Your method is OK - it works, right?
If you want to do the work and have more fine tuned selections, do the following stuff for one carrier at a time.
IMPORTANT: Signal readings and bandwidth speed often don’t correlate - they should, but it’s not the reality given the complexity of LTE. Measuring throughput is the de facto standard. Being aware of both is of course good.
IMPORTANT: Use the directional antenna connected to your signal meter for your readings - not the 9" antenna that comes with the meter. You’ll get readings that are based on the gain that you’ll actually be using when connected to the router.
First of all, use cellmapper.net to find what towers are in your area. This tool will list the towers, their bands, their strength, their location (you’ll have to plot the lat/lon coordinates using this tool beside Google Maps). This will tell you what bands SHOULD be available to you - keep in mind the topography between your location and the various towers. If you have an omnidirectional antenna to use temporarily, it will help - you can put the router in Auto band mode and see what it picks up, then you can see the cell ID in the Dashboard LTE connection page to find the tower using the cellmapper.net tool. This will often show you a tower that other databases don’t have - interesting. Note these coordinates since this is the most likely tower to use for aiming your directional antennas.
The signal meters don’t work well for LTE bands UNLESS you use it in Channel scanning mode but it’s a bit more work - signal meters in “band” mode generally only show a carrier’s primary band/s and other bands OFTEN work better. Do a bit of research on what the frequency ranges are for the bands in your area. Then use the signal meter in channel mode to find your best RSRP db when aiming. Directional antennas such as the Panorama and Poynting 5G offerings are pretty easy to aim since their horizontal dispersion is wide - yagis are a different story (more precision required).
Once you correlate your signal readings, via channel frequency strength, to bands, turn off the unavailable bands using Custom settings for the carriers that you have sims for.

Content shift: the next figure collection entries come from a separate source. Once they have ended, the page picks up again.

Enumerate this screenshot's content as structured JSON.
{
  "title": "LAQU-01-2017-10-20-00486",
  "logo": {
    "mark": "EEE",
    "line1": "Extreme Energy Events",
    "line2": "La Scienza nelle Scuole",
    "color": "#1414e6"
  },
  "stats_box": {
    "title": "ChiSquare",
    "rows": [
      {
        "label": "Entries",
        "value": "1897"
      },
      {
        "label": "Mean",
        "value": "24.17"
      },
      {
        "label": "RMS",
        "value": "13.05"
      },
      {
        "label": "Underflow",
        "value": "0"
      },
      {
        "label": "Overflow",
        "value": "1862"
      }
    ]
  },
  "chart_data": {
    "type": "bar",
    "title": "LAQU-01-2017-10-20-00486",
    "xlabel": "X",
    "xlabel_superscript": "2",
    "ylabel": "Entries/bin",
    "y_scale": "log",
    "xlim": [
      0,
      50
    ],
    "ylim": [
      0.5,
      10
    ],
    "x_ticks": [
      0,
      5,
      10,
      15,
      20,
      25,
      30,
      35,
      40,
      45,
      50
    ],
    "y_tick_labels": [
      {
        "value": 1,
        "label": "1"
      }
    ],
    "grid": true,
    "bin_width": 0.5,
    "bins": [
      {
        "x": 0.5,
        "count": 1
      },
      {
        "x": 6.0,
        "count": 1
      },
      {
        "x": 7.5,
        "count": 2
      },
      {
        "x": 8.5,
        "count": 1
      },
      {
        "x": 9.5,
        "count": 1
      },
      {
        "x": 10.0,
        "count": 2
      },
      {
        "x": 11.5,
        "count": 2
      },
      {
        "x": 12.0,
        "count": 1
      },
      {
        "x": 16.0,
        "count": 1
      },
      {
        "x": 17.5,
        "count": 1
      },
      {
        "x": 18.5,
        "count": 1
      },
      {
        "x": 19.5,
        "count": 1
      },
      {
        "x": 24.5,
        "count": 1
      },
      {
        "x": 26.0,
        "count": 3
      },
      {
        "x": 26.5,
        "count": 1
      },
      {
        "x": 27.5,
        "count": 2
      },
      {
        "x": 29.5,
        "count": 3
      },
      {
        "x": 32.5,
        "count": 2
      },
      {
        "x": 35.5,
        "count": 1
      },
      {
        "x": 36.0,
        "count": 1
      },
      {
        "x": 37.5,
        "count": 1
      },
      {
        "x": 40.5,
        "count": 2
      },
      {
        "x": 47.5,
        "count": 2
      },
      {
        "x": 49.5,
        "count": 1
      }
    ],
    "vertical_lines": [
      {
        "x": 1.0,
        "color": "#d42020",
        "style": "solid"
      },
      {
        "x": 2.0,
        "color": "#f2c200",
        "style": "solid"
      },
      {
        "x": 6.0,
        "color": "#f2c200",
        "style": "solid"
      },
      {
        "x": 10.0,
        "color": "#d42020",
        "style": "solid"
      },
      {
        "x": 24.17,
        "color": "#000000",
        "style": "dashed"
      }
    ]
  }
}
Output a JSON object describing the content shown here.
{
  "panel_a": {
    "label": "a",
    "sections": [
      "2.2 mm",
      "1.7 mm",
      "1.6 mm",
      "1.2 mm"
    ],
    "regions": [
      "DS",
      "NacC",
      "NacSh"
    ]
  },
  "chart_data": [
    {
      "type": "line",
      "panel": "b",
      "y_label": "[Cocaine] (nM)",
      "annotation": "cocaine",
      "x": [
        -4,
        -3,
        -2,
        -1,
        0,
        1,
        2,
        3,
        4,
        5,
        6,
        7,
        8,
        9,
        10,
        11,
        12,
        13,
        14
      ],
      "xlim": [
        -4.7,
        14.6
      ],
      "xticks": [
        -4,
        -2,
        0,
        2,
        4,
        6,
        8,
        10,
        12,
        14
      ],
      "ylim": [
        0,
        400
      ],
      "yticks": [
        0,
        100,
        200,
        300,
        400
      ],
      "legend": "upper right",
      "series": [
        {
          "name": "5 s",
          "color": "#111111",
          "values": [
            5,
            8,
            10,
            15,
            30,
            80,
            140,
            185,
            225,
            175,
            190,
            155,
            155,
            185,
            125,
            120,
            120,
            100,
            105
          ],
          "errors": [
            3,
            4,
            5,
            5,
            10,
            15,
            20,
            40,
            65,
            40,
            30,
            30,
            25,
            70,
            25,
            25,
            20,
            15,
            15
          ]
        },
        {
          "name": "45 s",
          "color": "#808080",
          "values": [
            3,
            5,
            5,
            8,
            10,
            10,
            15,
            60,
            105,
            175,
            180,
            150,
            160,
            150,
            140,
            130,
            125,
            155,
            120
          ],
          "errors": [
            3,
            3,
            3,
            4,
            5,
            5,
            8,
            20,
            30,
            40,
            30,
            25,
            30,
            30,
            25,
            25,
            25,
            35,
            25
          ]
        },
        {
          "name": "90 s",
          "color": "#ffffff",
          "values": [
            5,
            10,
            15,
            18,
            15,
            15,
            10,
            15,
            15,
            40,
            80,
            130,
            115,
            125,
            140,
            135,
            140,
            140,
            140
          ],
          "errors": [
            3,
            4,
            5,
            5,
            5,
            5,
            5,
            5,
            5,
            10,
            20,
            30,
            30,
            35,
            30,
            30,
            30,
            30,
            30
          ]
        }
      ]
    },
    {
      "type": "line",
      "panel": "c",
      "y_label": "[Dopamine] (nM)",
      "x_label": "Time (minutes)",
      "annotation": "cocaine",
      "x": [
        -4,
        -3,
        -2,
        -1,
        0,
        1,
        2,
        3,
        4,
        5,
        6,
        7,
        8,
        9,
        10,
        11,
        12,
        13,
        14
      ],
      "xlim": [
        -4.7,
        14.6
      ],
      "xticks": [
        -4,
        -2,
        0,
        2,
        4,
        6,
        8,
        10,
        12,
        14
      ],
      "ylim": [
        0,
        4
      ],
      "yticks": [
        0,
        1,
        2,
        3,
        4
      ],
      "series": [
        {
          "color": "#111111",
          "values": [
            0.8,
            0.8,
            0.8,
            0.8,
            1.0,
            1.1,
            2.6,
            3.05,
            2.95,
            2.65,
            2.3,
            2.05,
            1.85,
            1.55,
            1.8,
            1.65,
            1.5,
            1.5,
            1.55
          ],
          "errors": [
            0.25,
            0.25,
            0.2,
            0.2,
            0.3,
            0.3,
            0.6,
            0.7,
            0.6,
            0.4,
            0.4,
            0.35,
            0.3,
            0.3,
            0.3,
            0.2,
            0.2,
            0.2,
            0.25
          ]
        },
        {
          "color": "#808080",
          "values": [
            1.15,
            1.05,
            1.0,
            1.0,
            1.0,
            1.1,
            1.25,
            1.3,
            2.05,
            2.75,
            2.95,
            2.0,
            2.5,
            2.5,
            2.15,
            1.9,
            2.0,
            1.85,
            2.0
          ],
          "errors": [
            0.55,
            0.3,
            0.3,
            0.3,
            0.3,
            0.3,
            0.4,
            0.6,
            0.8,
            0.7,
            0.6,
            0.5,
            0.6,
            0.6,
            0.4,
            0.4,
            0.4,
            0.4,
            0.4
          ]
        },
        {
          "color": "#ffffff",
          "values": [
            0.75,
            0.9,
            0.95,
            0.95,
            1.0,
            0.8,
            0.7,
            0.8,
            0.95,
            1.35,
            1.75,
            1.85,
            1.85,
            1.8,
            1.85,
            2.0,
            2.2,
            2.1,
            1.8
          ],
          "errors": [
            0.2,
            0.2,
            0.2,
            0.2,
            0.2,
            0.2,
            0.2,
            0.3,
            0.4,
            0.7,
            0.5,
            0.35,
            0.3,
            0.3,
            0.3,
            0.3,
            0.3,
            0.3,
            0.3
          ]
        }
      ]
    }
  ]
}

After you have a general idea of what towers are in your area and their coordinates, the surefire way to see if bands are available is to turn off Auto selection in the router and use Custom band setting. For a particular carrier’s sim, select one band at a time and see if your router connects and what the signal readings are. This is pretty much what you’re doing already.
For BANDWIDTH, don’t measure bandwidth using the router, rather, use a client speed test utility since the bandwidth at the “desktop” is what matters. Make a note of the bands that connect. Use the cell ID noted in the Dashboard to verify that it is connecting to the tower you expect (cellmapper.net).
Your Max Transit Duo will aggregate bands. In my case, having done all of the research and testing, my best bandwidth is the following:
AT&T - aggregation of TWO band 2s
Verizon - aggregation of TWO band 66s
I hope this gets you started. In the end, the signal meter didn’t help much for fine tuning panel antennas - there just wasn’t much variance in strength/bandwidth when the antenna was several degrees off from the precise antenna location (I can see the AT&T antenna). I still found comfort in knowing that they were precisely aimed.
If you are using your router while mobile, I highly recommend a panel directional. Also, do your research before you leave on a trip, if you know the locations that you’ll be stopping. I use my router both at home and on the road. My signal meter is most useful when I’m really remote - it can at least give me a general direction to begin aiming my antennas.
Hope this gets you started. I have a lot of experience with this since I’m so anal.